V-STROM 1000 : COSSUE, AVEC DU COFFRE

Avec la 1000 au menu du lendemain sur un tracé similaire, les choses sont un peu différente­s. A l'oeil, il faut traquer les différence­s. Ah oui, a y est ! La fourche inversée, le garde-boue qui ne remonte pas sur les fourreaux, les étriers à fixation radiale. Très vite, on découvre une moto fatalement plus lourde, un peu plus haute de selle (15 mm) et, surtout, moins instinctiv­e que sa petite soeur. Rien que de très logique avec 5 mm de hauteur de selle en plus, 17 kg et un réservoir de même contenance (20 litres) plus évasé, obligeant du coup à davantage écarter les jambes. La nouvelle selle au revêtement antidérapa­nt sur les côtés est aussi plus large. Et on se dit qu'en jaune, ça va être drôlement salissant. Pour l'aînée des V-strom, auréolée d'une excellente réputation dans le clan des maxi-trails, l'objectif est le renforceme­nt de ses capacités en matière de tourisme. Outre les deux aides au lâcher d'embrayage et au démarrage installées sur la 650, la 1000 bénéficie d'une bulle réhaussée de 49 mm. Pas mal ! Redressée après l'avoir poussée de la main sur le deuxième angle, elle offre une protection réelle. Et encore, il reste deux rangées de trous pour la remonter. Planqué derrière cette transparen­te murette, le pilote profite d'une ambiance plus cossue que sur la 650. Même si la qualité des plastiques et des assemblage­s laisse encore à désirer, le joli guidon à section variable de la XT et la planche de bord surmontant la prise 12 V donnent l'impression d'un meilleur soin. Finalement, tout ça s'oublie quand on roule. D'autant qu'au fil des kilomètres, on finit par prendre la mesure de la machine, de ses réactions.

UN GROS ÉLASTIQUE

Celle qui semblait pataude à inscrire et un brin rétive à la prise des freins sur l‘angle se transforme en une moto neutre, facile à emmener. Il suffit juste de la piloter avec un peu plus d'anticipati­on que sa soeur.

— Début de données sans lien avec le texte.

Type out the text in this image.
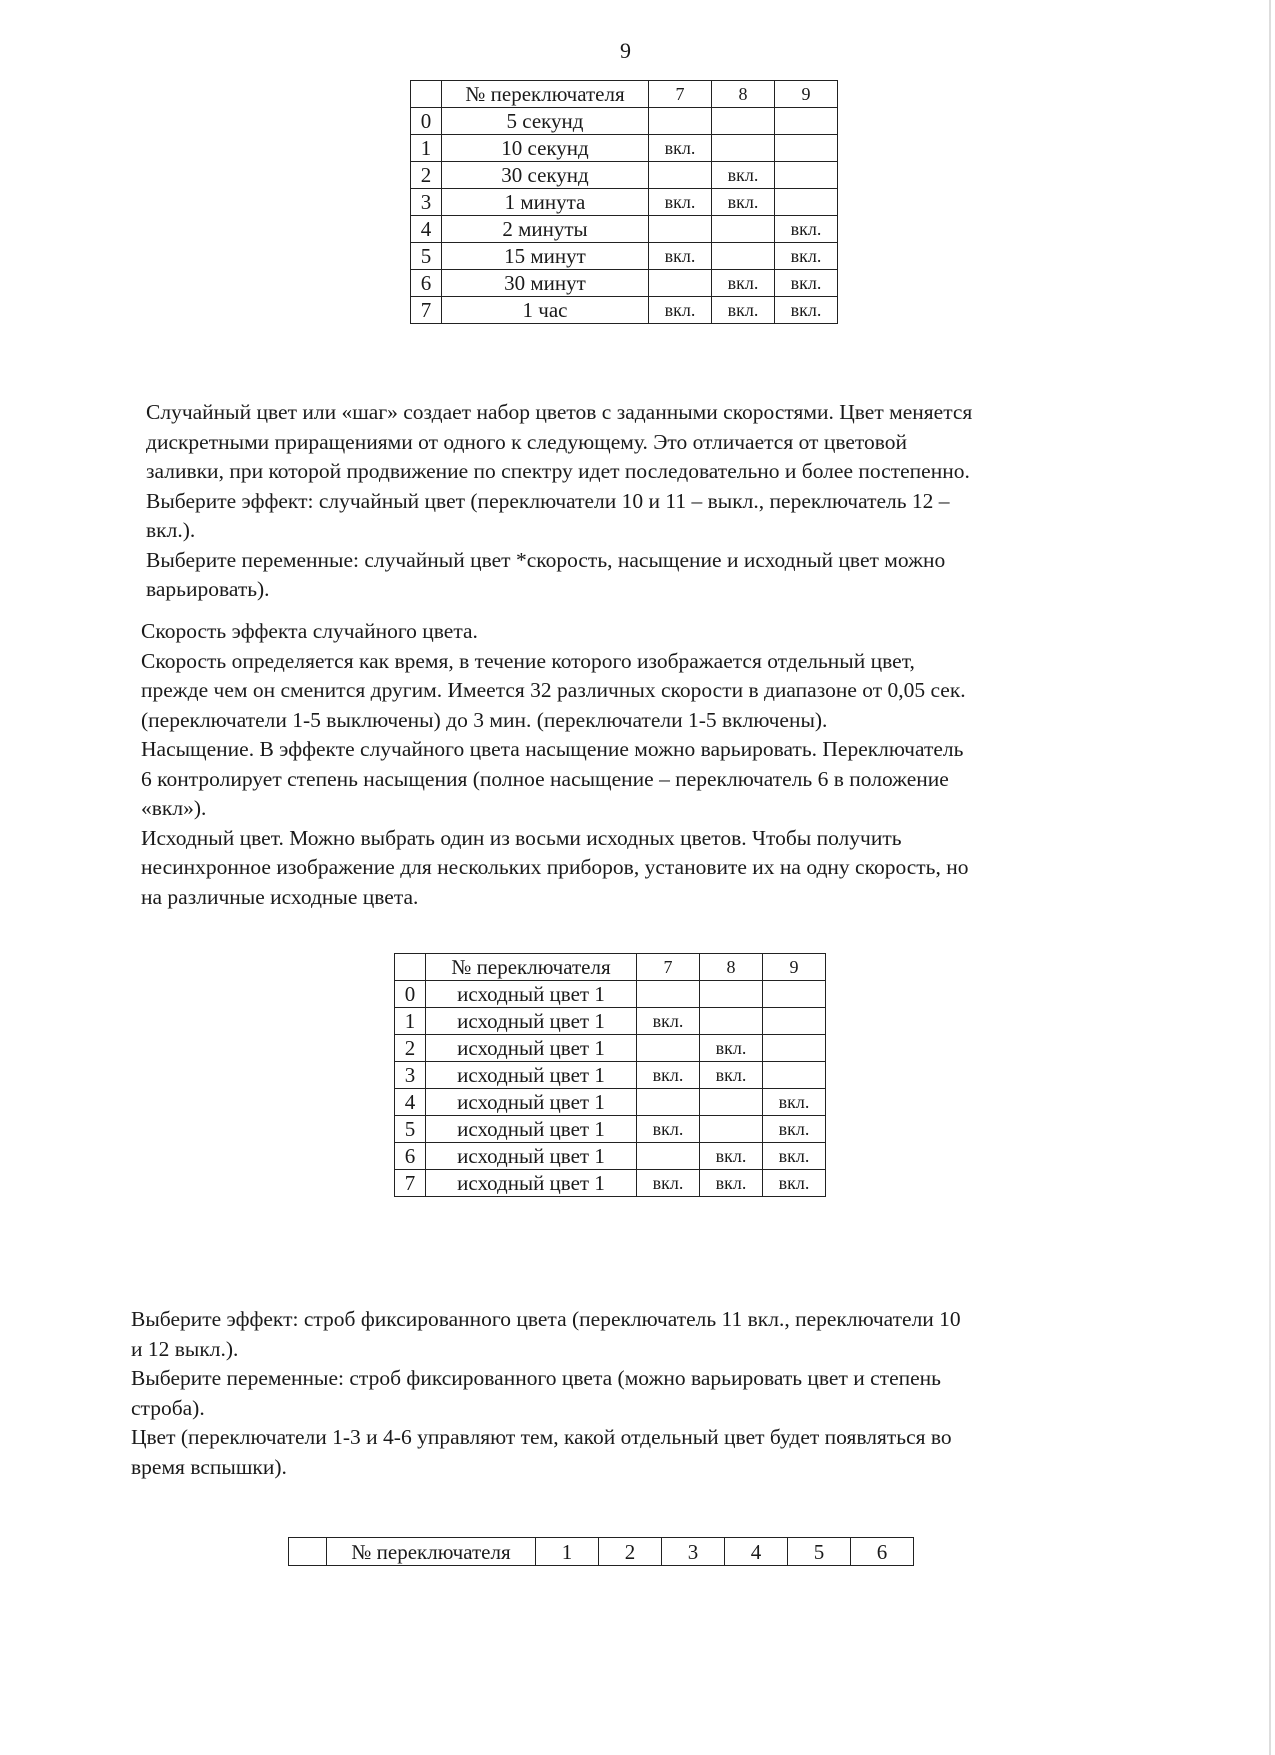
9
	№ переключателя	7	8	9
0	5 секунд			
1	10 секунд	вкл.		
2	30 секунд		вкл.	
3	1 минута	вкл.	вкл.	
4	2 минуты			вкл.
5	15 минут	вкл.		вкл.
6	30 минут		вкл.	вкл.
7	1 час	вкл.	вкл.	вкл.
Случайный цвет или «шаг» создает набор цветов с заданными скоростями. Цвет меняется
дискретными приращениями от одного к следующему. Это отличается от цветовой
заливки, при которой продвижение по спектру идет последовательно и более постепенно.
Выберите эффект: случайный цвет (переключатели 10 и 11 – выкл., переключатель 12 –
вкл.).
Выберите переменные: случайный цвет *скорость, насыщение и исходный цвет можно
варьировать).
Скорость эффекта случайного цвета.
Скорость определяется как время, в течение которого изображается отдельный цвет,
прежде чем он сменится другим. Имеется 32 различных скорости в диапазоне от 0,05 сек.
(переключатели 1-5 выключены) до 3 мин. (переключатели 1-5 включены).
Насыщение. В эффекте случайного цвета насыщение можно варьировать. Переключатель
6 контролирует степень насыщения (полное насыщение – переключатель 6 в положение
«вкл»).
Исходный цвет. Можно выбрать один из восьми исходных цветов. Чтобы получить
несинхронное изображение для нескольких приборов, установите их на одну скорость, но
на различные исходные цвета.
	№ переключателя	7	8	9
0	исходный цвет 1			
1	исходный цвет 1	вкл.		
2	исходный цвет 1		вкл.	
3	исходный цвет 1	вкл.	вкл.	
4	исходный цвет 1			вкл.
5	исходный цвет 1	вкл.		вкл.
6	исходный цвет 1		вкл.	вкл.
7	исходный цвет 1	вкл.	вкл.	вкл.
Выберите эффект: строб фиксированного цвета (переключатель 11 вкл., переключатели 10
и 12 выкл.).
Выберите переменные: строб фиксированного цвета (можно варьировать цвет и степень
строба).
Цвет (переключатели 1-3 и 4-6 управляют тем, какой отдельный цвет будет появляться во
время вспышки).
	№ переключателя	1	2	3	4	5	6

Privilège des motos légères. Car le moteur, lui, bombarde nettement plus. Il a du coffre, le 1037. Largement assez pour vous extraire des virages d'un léger mouvement de poignet. Le gros couple présent à mi-régime le transforme en gros élastique. Les watts, avec ses 100 chevaux tout ronds, se goûtent pour les rares fois où on s'invite en haut du compte-tours, le tout quasi sans vibrations, sauf dans les 2 000 derniers tours (zone rouge à 10 000). Pour 2017, Suzuki lui a offert une centrale ABS Bosch cinq axes améliorée capable d'intégrer l'angle de la moto. Ne vous étonnez pas si on n'a pas testé cet ABS cornering en sautant sur les freins en plein virage… Reste qu'ajouté à la puissance des étriers radiaux et au freinage combiné, il permet à coup sûr à la grosse V-strom de rester serein dans toutes les phases de freinage. Cette sérénité s'accommode au final d'un caractère assez discret de la mécanique, en dépit d'une sonorité grave dont ne peut se prévaloir la petite. En fin de journée, après un dernier rush de notre artilleur d'ouvreur et un ravitaille­ment loin des 414 km d'autonomie annoncés (6,7 l affichés à l'ordinateur de bord lors de notre journée sans vraiment trainasser), la 1000 conduit à une conclusion proche de celle de sa soeur. Elle tient en quelques mots clés : simplicité, efficacité, homogénéit­é, polyvalenc­e. La 1000 est moins fun que sa soeur, par la faute de ses dimensions et de son surpoids. Elle se rattrape au niveau des sensations, avec la pêche de son plus gros moteur. L'esprit V-strom est quand même prégnant. On est ici dans le clan des pragmatiqu­es, des choses vraies. A l'heure de l'achat, elle ne jouera de toute façon pas dans la même cour, à 12 800 € en version standard, 13 300 € pour la XT. Des tarifs moins agressifs que par le passé et qui ne justifient plus une qualité de fabricatio­n en deçà des concurrent­es (Versys, Africa Twin…). Suzuki devrait en tenir compte à l'avenir.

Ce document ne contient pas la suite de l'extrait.